7 Skills That Make Chefs Hireable Anywhere in the World

Talk to enough executive chefs and F&B directors and a pattern shows up: the chefs who get hired internationally aren't necessarily the most talented. They're the ones with a specific portable skill set that works in any kitchen, in any country, in any cuisine. Here are the seven skills that genuinely travel — and how to build each one before your next application.
1. Mise en place that holds up under pressure
Every head chef interviews for this first, even when they don't realise it. They want to see how you set up a station, how you label, how you rotate, and how quickly you reset between services. A chef with average technique and elite mise en place will out-hire a more talented but disorganised chef every time.

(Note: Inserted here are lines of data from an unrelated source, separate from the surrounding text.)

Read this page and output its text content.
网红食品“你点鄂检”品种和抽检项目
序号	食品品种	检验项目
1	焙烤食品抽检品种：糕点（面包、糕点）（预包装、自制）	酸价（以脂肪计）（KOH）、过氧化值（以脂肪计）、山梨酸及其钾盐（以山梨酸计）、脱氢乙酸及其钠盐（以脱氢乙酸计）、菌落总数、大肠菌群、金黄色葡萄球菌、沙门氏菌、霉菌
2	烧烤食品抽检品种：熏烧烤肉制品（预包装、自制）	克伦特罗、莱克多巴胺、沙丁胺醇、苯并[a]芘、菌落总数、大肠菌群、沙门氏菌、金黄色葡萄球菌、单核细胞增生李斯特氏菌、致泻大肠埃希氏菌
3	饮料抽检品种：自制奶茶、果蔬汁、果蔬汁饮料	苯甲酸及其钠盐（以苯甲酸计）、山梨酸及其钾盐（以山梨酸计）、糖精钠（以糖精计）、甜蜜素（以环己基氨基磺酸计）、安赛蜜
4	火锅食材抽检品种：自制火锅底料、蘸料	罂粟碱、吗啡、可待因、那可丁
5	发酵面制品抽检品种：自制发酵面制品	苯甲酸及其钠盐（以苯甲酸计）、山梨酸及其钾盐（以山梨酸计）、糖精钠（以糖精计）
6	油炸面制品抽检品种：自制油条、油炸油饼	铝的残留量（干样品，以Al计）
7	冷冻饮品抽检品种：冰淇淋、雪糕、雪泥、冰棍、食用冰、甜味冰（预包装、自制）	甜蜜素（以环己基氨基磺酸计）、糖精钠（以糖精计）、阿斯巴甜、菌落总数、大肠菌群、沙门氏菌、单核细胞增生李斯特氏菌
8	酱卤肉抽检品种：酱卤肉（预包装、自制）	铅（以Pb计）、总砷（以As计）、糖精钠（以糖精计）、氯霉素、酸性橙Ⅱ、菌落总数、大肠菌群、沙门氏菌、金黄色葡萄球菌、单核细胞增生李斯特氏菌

2. Allergen and dietary fluency
Modern international service is a minefield: gluten-free, vegan, halal, kosher, FODMAP, dairy-free, nut-free, and combinations of all of them on the same table. Chefs who can confidently re-engineer a dish on the fly for a complex allergen ticket are worth their weight everywhere.
3. Working English (or working French, depending on the kitchen)
You don't need to be fluent. You need to be safe: numbers, weights, temperatures, allergens, and the standard call-and-response of a service line. Spend 20 minutes a day on kitchen-specific vocabulary in the language of the country you're targeting and you'll be ahead of 80% of applicants.
4. Cost control and basic spreadsheet literacy
Any chef applying for sous-chef or above will be asked: "What's a reasonable food cost percentage for a fine-dining venue?" If you can talk fluently about theoretical vs. actual cost, yield testing and recipe costing — and demonstrate it in a spreadsheet — you move into a different shortlist.
5. A repeatable signature dish
One dish you've cooked a thousand times, can plate in three minutes, and can explain in one sentence. It comes up in every trial, every interview cook-along, and every guest dinner you'll ever cook for an owner who's "just curious what you'd make us." Build one, refine it, own it.
6. Calm during a service breakdown
Equipment fails. Tickets crash. Allergen mistakes happen. The chefs who get promoted internationally are the ones whose voice doesn't change when the printer goes haywire at 8:47pm. This is a trainable skill — most of it is breathing, eye contact, and a verbal "okay, here's what we do."
7. The ability to teach what you know
Every promotion above CDP requires that you make the people around you better. Head chefs interviewing senior candidates listen for how you describe junior staff — with respect, with specifics, with examples of someone you trained who got promoted. If you talk about your former commis like a peer, you'll be hired like one.
Build them deliberately
None of these skills appear on a CV in those words. But every one of them shows up in the interview, the trial shift and the reference call. Pick two from this list, work on them deliberately for the next 90 days, and watch the calibre of jobs you're offered change.